Klaus Roth wird als verdeckter Ermittler in den Kreis der serbischen Wettmafia eingeschleust.  | Bild: WDR/UFA FICTION GmbH / Jakub Bejnarowicz

Bitte charakterisieren Sie Ihre Figur Klaus? Was an ihm ist Ihnen fremd, was ist Ihnen nah?

Klaus Roth ist ein Polizist Ende zwanzig. Unter den Kollegen gilt er als schwierig. Er hat ein sehr ausgeprägtes Gerechtigkeitsempfinden, wodurch er manchmal zur Überreaktion neigt. Er ist sich selbst gegenüber sehr streng und erwartet auch von anderen Perfektionismus. Seine Lebensmaxime lautet: ganz oder gar nicht. Klaus möchte – wie wir alle – wahrgenommen und geliebt werden. Durch seine schwierigen Familienverhältnisse ist dieser Wunsch möglicherweise ungesund übersteigert. Immer zwanghafter sucht er die Bestätigung, stößt infolgedessen auf Ablehnung, was seine Angst zur sich selbst erfüllenden Prophezeiung macht. Sukzessive isoliert er sich, was ihn zu dem vereinsamten Mann werden lässt, der sich uns im Film zeigt. All dies ist mir nicht unbekannt und dennoch ist die Figur sehr weit von mir entfernt. Seine Nöte und Ängste kann ich aber sehr gut nachempfinden. Ich mag ihn gern, den Klaus Roth.

Wie haben Sie sich diesem Charakter genähert? Haben Sie sich auf diese Rolle speziell vorbereitet?

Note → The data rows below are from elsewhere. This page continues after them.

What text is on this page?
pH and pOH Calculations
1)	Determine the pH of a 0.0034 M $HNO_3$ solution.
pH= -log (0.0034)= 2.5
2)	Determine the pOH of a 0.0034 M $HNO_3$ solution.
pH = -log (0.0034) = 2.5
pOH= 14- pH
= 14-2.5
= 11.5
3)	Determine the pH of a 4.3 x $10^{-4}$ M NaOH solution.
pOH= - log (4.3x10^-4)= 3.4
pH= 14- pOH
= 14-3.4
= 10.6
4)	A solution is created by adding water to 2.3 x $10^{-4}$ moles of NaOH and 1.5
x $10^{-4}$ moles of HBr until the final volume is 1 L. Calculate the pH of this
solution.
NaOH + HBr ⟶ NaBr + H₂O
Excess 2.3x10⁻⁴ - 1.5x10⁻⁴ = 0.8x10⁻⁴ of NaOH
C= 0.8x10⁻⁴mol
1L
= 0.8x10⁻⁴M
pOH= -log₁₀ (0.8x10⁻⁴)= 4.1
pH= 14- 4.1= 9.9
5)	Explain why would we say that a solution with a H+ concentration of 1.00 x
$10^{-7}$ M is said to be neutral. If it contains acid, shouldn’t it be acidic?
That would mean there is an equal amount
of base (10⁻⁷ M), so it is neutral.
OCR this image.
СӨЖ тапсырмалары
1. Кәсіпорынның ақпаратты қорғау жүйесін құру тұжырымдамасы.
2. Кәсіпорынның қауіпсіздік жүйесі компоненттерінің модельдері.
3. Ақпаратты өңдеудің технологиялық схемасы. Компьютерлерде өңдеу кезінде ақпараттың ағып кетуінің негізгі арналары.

Einige sehenswerte Dokumentationen haben mir geholfen, komplizierte Wettbetrugsvorgänge zu begreifen. Auch gibt es tolle Filme über verdeckte Ermittler, allen voran Donnie Brasco. Darüber hinaus haben Philipp Kadelbach und ich einen verdeckten Ermittler getroffen, der uns interessante Einblicke in sein Leben gewährt hat. Für die Figur hat mir eine körperliche Annäherung sehr geholfen. Von Anfang an war mir klar, dass Klaus sich selbst nichts schenkt. Er hat eigentlich nur sich selbst und viel Langeweile. Ich stellte mir vor, dass der Sport sein einziges Hobby ist, hier kriegt er seinen Kopf frei, hier hat er Frieden. Ich habe vier Monate vor Drehbeginn mit einem intensiven Kraft- und Ausdauerprogramm begonnen, fünf Tage die Woche, dazu einen strengen Ernährungsplan. Die nötige Disziplin hat mich in den Modus der Figur gebracht, das veränderte Körpergefühl beeinflusst nicht nur den Gang, sondern auch das Denken.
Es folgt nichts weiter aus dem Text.